# :VIDEO: Green Dragon Plakat



## MettaBettaKnight (Oct 25, 2015)

Hi Betta people, I'm new here. I just got back into the hobby a couple months ago. Just wanted to show my Betta and see what you guys think, is he show worthy? 

https://www.youtube.com/watch?v=_1dkmItpa14


----------



## BlueInkFish (Jan 13, 2013)

I don't know much about hmpk form and finnage, but I'd like to say he is quite the looker!

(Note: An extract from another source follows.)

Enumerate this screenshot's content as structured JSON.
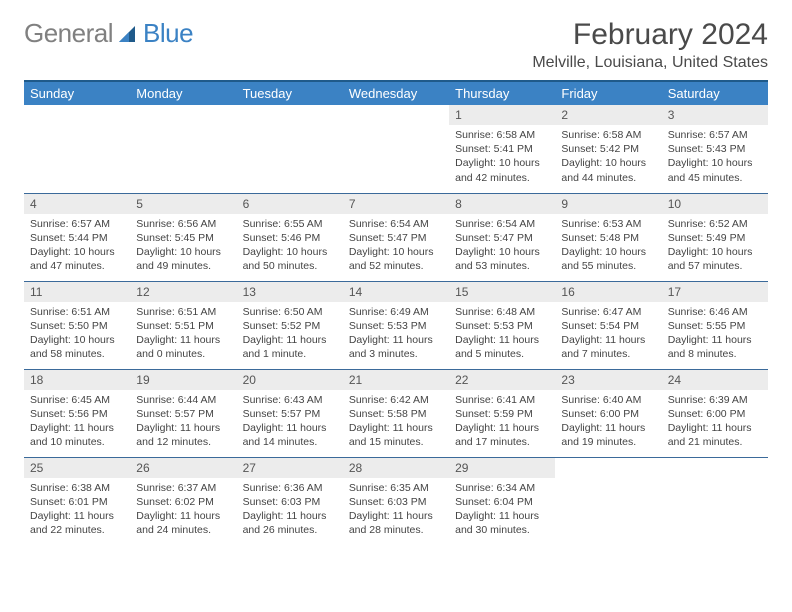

May I ask, what brand of tank is that? I love the shape and appearance of it! I'm considering buying one of those exact tank dimensions. Interesting! Please let me know where you got yours! I'd love to buy one as soon as possible ;-)


----------



## MettaBettaKnight (Oct 25, 2015)

Hi, the brand is Do!Aqua, a subsidiary of the brand ADA(aqua design Amano).
The tank is a 45F. You can check it out and purchase one from here:http://www.adana-usa.com/index.php?main_page=product_info&cPath=65_101&products_id=808#prettyPhoto

And if you want to pay a higher price you can get the high clarity ADA-45F: http://www.adana-usa.com/index.php?main_page=product_info&products_id=277#prettyPhoto

They also carry the larger 60F. Other vendors carry the 90F 120F 170F etc. but those are harder to source and much more expensive.


----------